The Bible tells us that money is the root of all evil, and while that may not be true for everyone, it was certainly true for me. Now, let me tell you why.
My intervention was an horrific experience for me. I'd been drinking and drugging for years. I suffered overdoses and astonishing weight loss -- my family no longer even recognized me, I was so gaunt and pasty-faced -- and amidst it all, I could not stop destroying myself.
Hah. Destroying myself. Even now, with almost three decades of sobriety under my belt, the root of my denial still exists. I have three children, and they all watch cartoons where the villain always announces, "I will destroy you!" because the network standards and practices departments have deemed it detrimental for the villain to announce, "I'm going to kill you!"
And that's what was happening to me. I was killing myself and couldn't see it -- wouldn't see it -- because I needed to get high.
But the people who loved me the most could see it. My father could see it. And he was at wit's end. I mean, he'd tried everything -- he'd had long talks with me, he'd sent me to rehab, he'd pleaded with me... and none of it worked. So he and my mother eventually sought professional help, because they'd realized (again to their horror) that something had taken a hold of their son, and they needed real help if they were ever going to combat it. And this brings us back to my intervention.
My family had gathered (and mine is a huge family) and sat me down so that everybody present could -- one at a time -- tell me what they were seeing in me. It was agonizing, mostly because, deep down inside, I was still their son. I was still their brother... and I had no intention of hurting anyone. None at all. I merely wanted to be left alone to wallow in my misery and continue my behavior.
But it was my father who dealt the final blow, thrusting the knife of ultimatum into my heart and twisting the dagger so that the real meaning took. This was the last straw, that turn said, "It is too painful for us to watch you do this to yourself. Get help or we will have to withdraw all familial support, and that's not just our love and protection, it's the money, too."
And the money was the key. I was already beaten. The intervention had been emotional, to say the least, but being penniless -- being homeless -- in New York City was unconscionable. I sat there in the parlor of my father's house, mentally flipping through the rolodex of manipulations in my own head, desperately scanning his eyes for any sign or hint of the man I'd used for years and I discovered in an instant that he no longer existed.
That man had been replaced... with resolve.
I knew he was telling the truth. Get well or get out, his eyes said, and I knew there was no way around it. And that was when I broke down. I broke down, looked my father in the eye and asked him not to give up on me. And then before I knew it, I was in rehab.
Now, it's important to know that I probably never would have gotten sober had it not been for my family's ability to draw a boundary -- in my case it was a financial one -- and stick to it. Their strength made all the difference in the world.

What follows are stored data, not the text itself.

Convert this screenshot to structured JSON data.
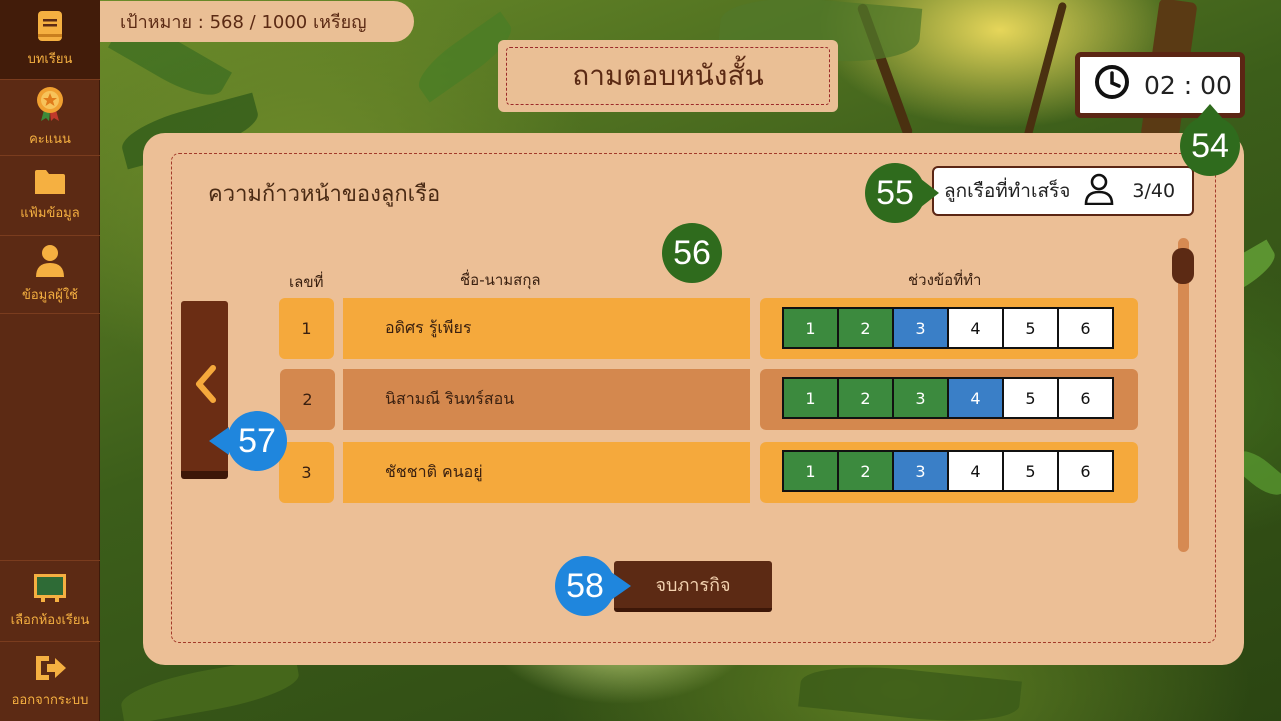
{
  "sidebar": {
    "items": [
      {
        "label": "บทเรียน",
        "icon": "book-icon",
        "active": true
      },
      {
        "label": "คะแนน",
        "icon": "medal-icon",
        "active": false
      },
      {
        "label": "แฟ้มข้อมูล",
        "icon": "folder-icon",
        "active": false
      },
      {
        "label": "ข้อมูลผู้ใช้",
        "icon": "user-icon",
        "active": false
      }
    ],
    "bottom_items": [
      {
        "label": "เลือกห้องเรียน",
        "icon": "blackboard-icon"
      },
      {
        "label": "ออกจากระบบ",
        "icon": "logout-icon"
      }
    ]
  },
  "goal": {
    "text": "เป้าหมาย : 568 / 1000 เหรียญ"
  },
  "title": "ถามตอบหนังสั้น",
  "timer": {
    "value": "02 : 00",
    "icon": "clock-icon"
  },
  "panel": {
    "heading": "ความก้าวหน้าของลูกเรือ",
    "done": {
      "label": "ลูกเรือที่ทำเสร็จ",
      "count": "3/40",
      "icon": "user-outline-icon"
    },
    "columns": {
      "number": "เลขที่",
      "name": "ชื่อ-นามสกุล",
      "range": "ช่วงข้อที่ทำ"
    },
    "rows": [
      {
        "number": "1",
        "name": "อดิศร รู้เพียร",
        "segments": [
          "1",
          "2",
          "3",
          "4",
          "5",
          "6"
        ],
        "completed": 2,
        "current": 3
      },
      {
        "number": "2",
        "name": "นิสามณี รินทร์สอน",
        "segments": [
          "1",
          "2",
          "3",
          "4",
          "5",
          "6"
        ],
        "completed": 3,
        "current": 4
      },
      {
        "number": "3",
        "name": "ชัชชาติ คนอยู่",
        "segments": [
          "1",
          "2",
          "3",
          "4",
          "5",
          "6"
        ],
        "completed": 2,
        "current": 3
      }
    ],
    "prev_icon": "chevron-left-icon",
    "end_button": "จบภารกิจ"
  },
  "badges": [
    "54",
    "55",
    "56",
    "57",
    "58"
  ],
  "colors": {
    "sidebar": "#5c2a14",
    "accent_orange": "#f5a93c",
    "row_alt": "#d4884e",
    "segment_done": "#3c8a3e",
    "segment_current": "#3a7fc7",
    "badge_green": "#2f6b1d",
    "badge_blue": "#1f86dd"
  }
}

No one was going to "slip" me a fifty here or a hundred there. No one was going to enable me. Not anymore. They wanted to help me, but only if I was willing to live in recovery. Only if I was willing to get help.

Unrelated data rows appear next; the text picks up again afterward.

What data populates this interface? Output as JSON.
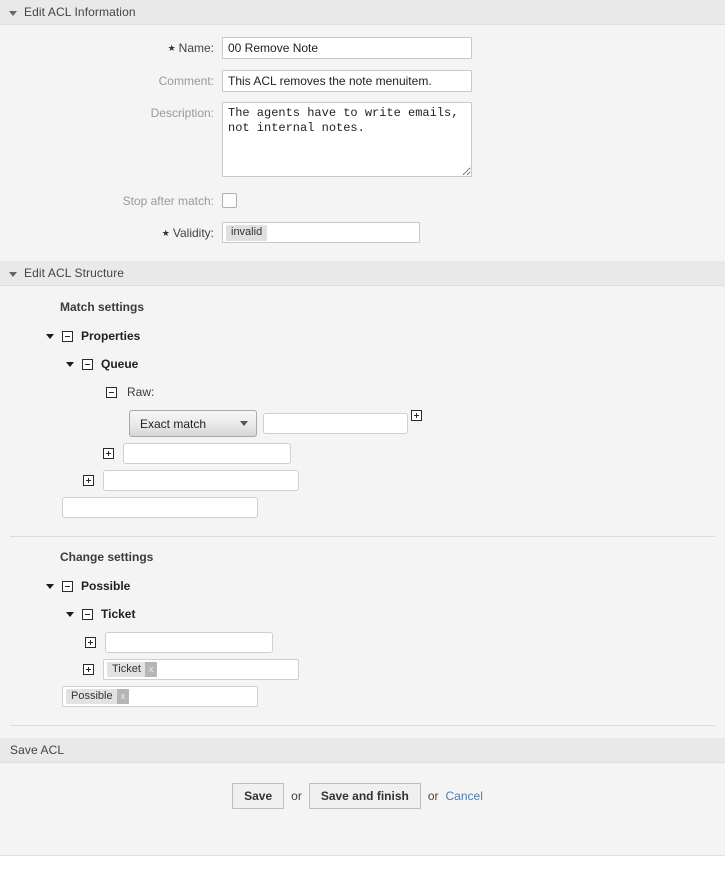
{
  "sections": {
    "info": {
      "title": "Edit ACL Information"
    },
    "structure": {
      "title": "Edit ACL Structure"
    },
    "save": {
      "title": "Save ACL"
    }
  },
  "form": {
    "name": {
      "label": "Name:",
      "value": "00 Remove Note",
      "required": true
    },
    "comment": {
      "label": "Comment:",
      "value": "This ACL removes the note menuitem.",
      "required": false
    },
    "description": {
      "label": "Description:",
      "value": "The agents have to write emails,\nnot internal notes.",
      "required": false
    },
    "stop_after_match": {
      "label": "Stop after match:",
      "checked": false
    },
    "validity": {
      "label": "Validity:",
      "value": "invalid",
      "required": true
    }
  },
  "structure": {
    "match": {
      "title": "Match settings",
      "properties_label": "Properties",
      "queue_label": "Queue",
      "raw_label": "Raw:",
      "match_type": "Exact match",
      "match_value": "",
      "new_value": "",
      "new_attribute": "",
      "new_section": ""
    },
    "change": {
      "title": "Change settings",
      "possible_label": "Possible",
      "ticket_label": "Ticket",
      "new_value": "",
      "ticket_chip": "Ticket",
      "possible_chip": "Possible",
      "chip_remove": "x"
    }
  },
  "footer": {
    "save_label": "Save",
    "or_1": "or",
    "save_and_finish_label": "Save and finish",
    "or_2": "or",
    "cancel_label": "Cancel"
  }
}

The process is long and arduous. In my professional career as an addiction specialist, I can tell you I have come across innumerable families who lay down the bottom line to save the lives of their loved ones and then ultimately, renege on that bottom line because they cannot break the enabling behavior model. Maybe they succumb to manipulations from the addict/alcoholic, or maybe they simply feel that drawing boundaries betrays the way they think their love should look.

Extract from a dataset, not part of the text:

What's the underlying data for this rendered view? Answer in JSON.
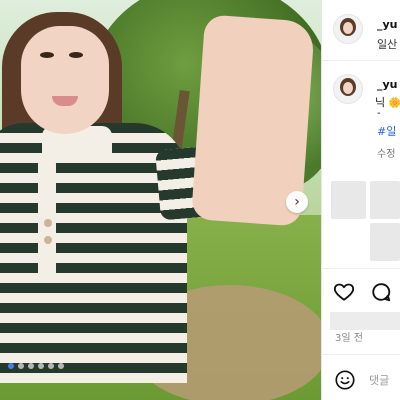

And I've watched addicts/alcoholics suffer and die when that happened.
Boundaries are hard, especially for the families. It's hard when your loved one is pleading with you to express your love for them in the way you always have and then have them accuse you of being a bad parent or an awful sibling or terrible spouse or friend when you stand your ground. But, I'm here to tell you it can be done.
I'm here to tell you it has to be done.
Does it always work out the way it did for me? It saddens me to say that it does not. Some addicts/alcoholics relapse. But this doesn't mean we go back to doing things the old-fashioned way. We've lost a battle, but we haven't lost the war. Stand by your convictions. Hold your ground. Relapse is not a failure. For some, it is merely part of the process, and there is nothing wrong with supporting an addict as long as they are in recovery. If an addict/alcoholic relapses and then miraculously gets back on track, we embrace them because it means they haven't given up.
We don't bury our wounded and we don't throw anyone away.
I had my family's love and support (and yes, even their money) while I struggled with getting well. But they made it very clear that if I wasn't living in recovery -- if I was "playing them" just so that I could continue to kill myself -- they were going to pull the rug out from under me and walk away.
And they meant it.
And I knew that they meant it.
If you are reading this and someone you care about is suffering from alcoholism or drug addiction, my heart truly goes out to you. No one wants to be the bad guy and no one wants to point at the elephant in the room. It's not how any of us were raised. Believe me when I say that it's a war we are in, and that casualties can be prevented. Most of what you need to do to win this war is intervene on the destructive behavior, draw a boundary and stick to it. This is not an imaginary solution, it's a solution that works.
But, I've got to warn you going in. If you've really got what it takes, it's going to take everything you've got.